You are loved by God.  You are a child of God.  You are in the presence of God.  You are forgiven by God.  When we remember and live by these words, we can join Mary and say this prayer as well:  “May it be done to me according to your word.” This is a very short list of the statements God has said over you.  When the plot twists come, when the sudden turn of events happen, who will you trust?  When decision time comes and you can follow Jesus or you can follow the crowd, who will you trust?  Will you start writing out your own version of how things will end?  Or will you trust God?  Will you react in fear or respond in faith? When we see the Christmas story as all is calm and bright, it sometimes distances the story from reality.  But when we see it through the eyes of a trusting teenage girl who has been given unbelievable news and in the middle of it she speaks faith and promise over that news—that’s when we find the Christmas story as personal, relatable, and helpful. Today as we close, I want to spend some time praying for those of us who are facing a plot twist of uncertainty in our lives.  I want to pray for God to do what only God can do – to bring us hope, strength and peace. And at the conclusion of this time, I’m going to ask all of us to pray this simple prayer together:  “I am the Lord’s servant.
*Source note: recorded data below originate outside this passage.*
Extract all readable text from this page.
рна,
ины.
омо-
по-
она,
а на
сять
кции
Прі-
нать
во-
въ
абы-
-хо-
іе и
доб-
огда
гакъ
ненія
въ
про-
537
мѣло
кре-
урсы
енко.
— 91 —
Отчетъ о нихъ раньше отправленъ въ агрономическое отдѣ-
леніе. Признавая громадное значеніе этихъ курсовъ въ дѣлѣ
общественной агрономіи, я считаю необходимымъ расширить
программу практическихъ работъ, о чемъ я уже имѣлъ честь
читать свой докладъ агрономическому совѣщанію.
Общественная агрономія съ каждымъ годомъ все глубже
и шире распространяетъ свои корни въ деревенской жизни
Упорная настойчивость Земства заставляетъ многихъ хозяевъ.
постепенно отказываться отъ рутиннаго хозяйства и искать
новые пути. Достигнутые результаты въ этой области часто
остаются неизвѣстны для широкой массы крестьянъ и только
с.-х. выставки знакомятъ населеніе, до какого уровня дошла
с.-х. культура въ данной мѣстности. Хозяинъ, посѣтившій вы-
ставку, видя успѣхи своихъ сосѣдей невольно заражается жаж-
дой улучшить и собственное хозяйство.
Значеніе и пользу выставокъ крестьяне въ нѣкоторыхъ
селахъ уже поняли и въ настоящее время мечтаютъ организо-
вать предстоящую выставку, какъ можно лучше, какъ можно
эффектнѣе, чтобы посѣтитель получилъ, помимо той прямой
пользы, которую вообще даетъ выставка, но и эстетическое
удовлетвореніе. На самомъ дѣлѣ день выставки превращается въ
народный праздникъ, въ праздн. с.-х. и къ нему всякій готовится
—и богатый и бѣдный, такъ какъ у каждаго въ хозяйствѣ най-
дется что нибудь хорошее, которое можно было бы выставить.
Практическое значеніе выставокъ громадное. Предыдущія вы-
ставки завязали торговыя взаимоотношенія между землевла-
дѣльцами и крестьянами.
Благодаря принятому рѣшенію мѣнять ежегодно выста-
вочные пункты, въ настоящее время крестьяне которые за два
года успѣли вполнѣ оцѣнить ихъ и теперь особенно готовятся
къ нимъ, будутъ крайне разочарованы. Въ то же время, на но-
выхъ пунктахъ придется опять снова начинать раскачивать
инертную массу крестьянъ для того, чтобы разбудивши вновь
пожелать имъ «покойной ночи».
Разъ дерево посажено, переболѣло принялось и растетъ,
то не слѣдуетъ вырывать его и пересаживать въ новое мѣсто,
May it be done to me according to your word.”

 

Lord, when those things happen in our lives that we don’t understand that we would not choose for ourselves those plot twists that you allow or even put in our lives, help us to go to you to trust in you. This holiday season can be challenging for many of us. So much to do, so many expectations to meet. All of the swirling emotions so intense that even when it’s good, it can feel like too much. Missing loved ones that are not with us for whatever reason. Feeling alone while it looks like everyone else is with friends and family. Help us to remember that we can always go to you with whatever is on our hearts. We can offer it to you, and you will take it. You will bind it up. But also help us to be inspired by the faithfulness of Mary and respond as she did. “I am the Lord’s servant. May it be done to me according to your word.” Amen!